I was able to get around the issue by creating one data set to load the model into and adding a 2->1 linear layer at the end:

loader_only = ConvLearner(data, # Note: load with data that is categorical-compatible
                    models.resnet50, 
                    metrics=[exp_rmspe], 
                    ps=0.8,
                    callback_fns=ShowGraph)
loader_only.load(name='categorical.mod')

learn_scalar2 = ConvLearner(data_scalar, # This is the scalar (1-category-equivalent) data
                    models.resnet50, 
                    metrics=[exp_rmspe], 
                    ps=0.8,
                    callback_fns=ShowGraph)

# Replace the model
linear_layer = torch.nn.Linear(2,1).to('cuda')
learn_scalar2.model = torch.nn.Sequential(loader_only.model, linear_layer)

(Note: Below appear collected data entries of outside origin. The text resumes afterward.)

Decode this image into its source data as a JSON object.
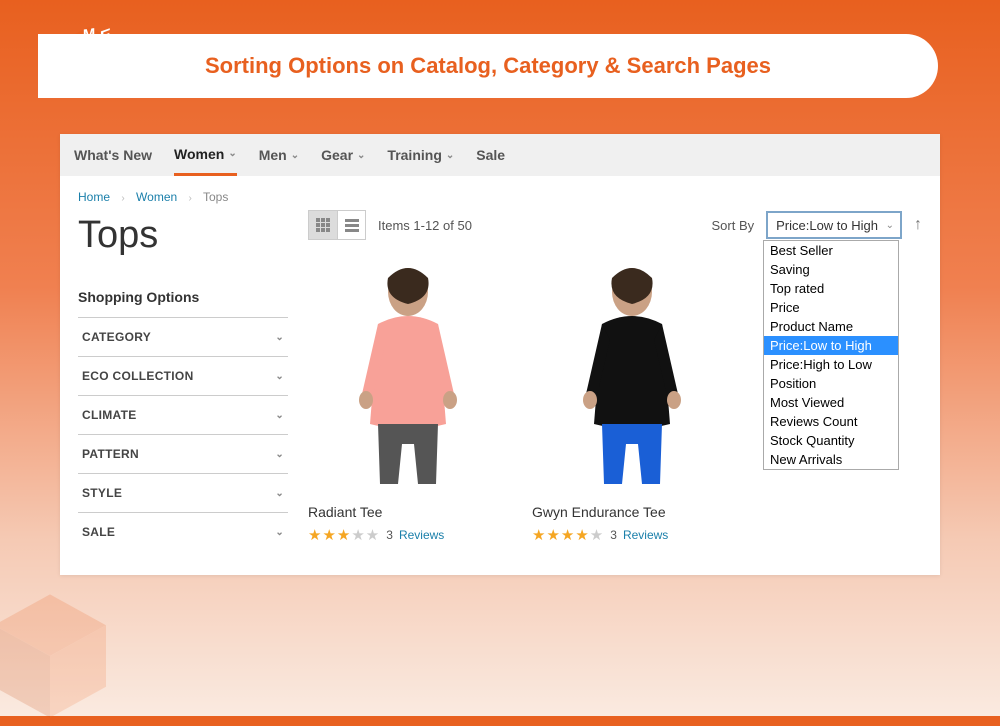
{
  "banner": {
    "title": "Sorting Options on Catalog, Category & Search Pages"
  },
  "nav": {
    "items": [
      {
        "label": "What's New",
        "hasChev": false
      },
      {
        "label": "Women",
        "hasChev": true,
        "active": true
      },
      {
        "label": "Men",
        "hasChev": true
      },
      {
        "label": "Gear",
        "hasChev": true
      },
      {
        "label": "Training",
        "hasChev": true
      },
      {
        "label": "Sale",
        "hasChev": false
      }
    ]
  },
  "breadcrumb": {
    "home": "Home",
    "women": "Women",
    "tops": "Tops"
  },
  "page_title": "Tops",
  "sidebar": {
    "heading": "Shopping Options",
    "filters": [
      "CATEGORY",
      "ECO COLLECTION",
      "CLIMATE",
      "PATTERN",
      "STYLE",
      "SALE"
    ]
  },
  "toolbar": {
    "counter": "Items 1-12 of 50",
    "sort_label": "Sort By",
    "sort_selected": "Price:Low to High",
    "sort_options": [
      "Best Seller",
      "Saving",
      "Top rated",
      "Price",
      "Product Name",
      "Price:Low to High",
      "Price:High to Low",
      "Position",
      "Most Viewed",
      "Reviews Count",
      "Stock Quantity",
      "New Arrivals"
    ]
  },
  "products": [
    {
      "name": "Radiant Tee",
      "rating": 3,
      "reviews_count": "3",
      "reviews_label": "Reviews",
      "color": "#f8a198",
      "shorts": "#555"
    },
    {
      "name": "Gwyn Endurance Tee",
      "rating": 4,
      "reviews_count": "3",
      "reviews_label": "Reviews",
      "color": "#111",
      "shorts": "#1a5fd6"
    }
  ]
}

nicolivesey · October 29, 2018, 3:06pm

Hello @jamesp , thank you for your precious post. I am currently facing the same kind of problem by trying to load a model with 6 outputs and adding a final layer of 2 outputs to it but I am getting a AttributeError telling me that I can’t set the model attribute. Did you face this error too ?

Thank you in advance.

jamesp · October 29, 2018, 5:26pm

Hi @nicolivesey. Unfortunately that error doesn’t sound familiar to me, but if you post the relevant part of your code and the error I could take a look. (Python is not my native language, but perhaps others on the forums will jump in, too.)

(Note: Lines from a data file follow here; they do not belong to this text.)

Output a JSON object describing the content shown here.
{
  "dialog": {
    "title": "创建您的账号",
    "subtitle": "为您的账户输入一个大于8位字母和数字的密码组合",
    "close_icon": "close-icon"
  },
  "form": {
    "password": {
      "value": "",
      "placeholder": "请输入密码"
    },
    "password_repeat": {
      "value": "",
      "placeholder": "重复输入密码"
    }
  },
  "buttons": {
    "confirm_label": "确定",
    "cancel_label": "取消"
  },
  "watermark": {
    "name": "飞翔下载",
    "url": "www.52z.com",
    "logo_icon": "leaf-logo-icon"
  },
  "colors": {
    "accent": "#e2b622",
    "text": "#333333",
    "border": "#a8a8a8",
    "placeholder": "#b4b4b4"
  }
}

nicolivesey · October 30, 2018, 9:08am

My code is basically the same as yours apart the fact that I used ConvLearner.pretrained() with resnet34 architecture.

arch = resnet34
aug_tfms = [RandomRotate(30, p=0.75), AddPadding(pad=20, mode=cv2.BORDER_REPLICATE), RandomDihedral(), RandomFlip()]
load_data = ImageClassifierData.from_paths(PATH_1, bs=32, tfms=tfms_from_model(arch, sz, aug_tfms=aug_tfms, max_zoom=1.1))
load_learn = ConvLearner.pretrained(arch, load_data, precompute=False)
load_learn.load('my_model')

data = ImageClassifierData.from_paths(PATH_2, bs=32, tfms=tfms_from_model(arch, sz, aug_tfms=aug_tfms, max_zoom=1.1))
learn = ConvLearner.pretrained(arch, data, precompute=False)

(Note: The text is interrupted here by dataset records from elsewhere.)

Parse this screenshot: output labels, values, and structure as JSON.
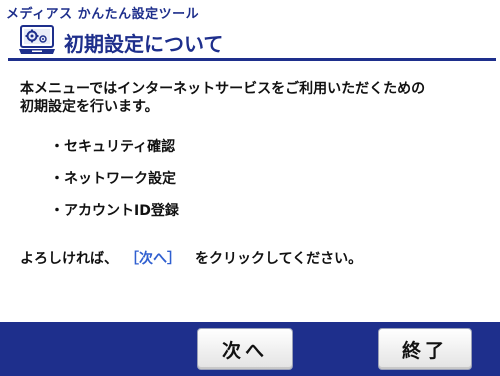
{
  "window": {
    "app_title": "メディアス かんたん設定ツール"
  },
  "header": {
    "icon": "settings-computer-icon",
    "title": "初期設定について"
  },
  "main": {
    "intro_line1": "本メニューではインターネットサービスをご利用いただくための",
    "intro_line2": "初期設定を行います。",
    "items": [
      {
        "label": "・セキュリティ確認"
      },
      {
        "label": "・ネットワーク設定"
      },
      {
        "label": "・アカウントID登録"
      }
    ],
    "instruction_prefix": "よろしければ、",
    "instruction_link": "［次へ］",
    "instruction_suffix": "をクリックしてください。"
  },
  "footer": {
    "next_label": "次へ",
    "exit_label": "終了"
  },
  "colors": {
    "brand": "#1e2f8c",
    "link": "#2f5fd0"
  }
}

final_layer = torch.nn.Linear(6, 2)
learn.model = torch.nn.Sequential(load_learn.model, final_layer)

I get this error:

Traceback (most recent call last):
  File "train.py", line 25, in <module>
    learn.model = torch.nn.Sequential(load_learn.model, final_layer)
AttributeError: can't set attribute

I guess the problem comes from initialization of learn which is made with ConvLearner.pretrained() in my case. I would like to try your way but it seems like you’re using fastai.models instead of fastai.model in my case which allow me to use resnet34. What is the difference between these two modules ?

jamesp · October 30, 2018, 11:34am

If you try with a resnet50 or other models, does this work? I am wondering if you are trying to use a model that hasn’t been pre-modified by fastai.

nicolivesey · October 31, 2018, 10:40am

If I use a pretrained model based on resnet34 architecture I think it won’t be possible to load it with resnet50. Thank you for your help anyway, I will post my future progress on this thread.

jamesp · October 31, 2018, 3:38pm

Yes, I’m only suggesting resnet50 as a temporary change to try to reduce the differences between my approach (which works) and yours (which isn’t working for reasons that are not yet clear to me). Alternatively, what happens if you print out your model? It would be useful to see it here. Maybe the last layers are not correctly updated with the FastAI custom head which does adaptive pooling, etc?

arpittandon · November 12, 2019, 4:45pm

Did you figure the issue? I have the same problem. I have a restnet50 trained on some data with 3 class output. Now, I want to retrain it to new data, with 4 classes output. I am using exactly same code as yours and getting same attribute error.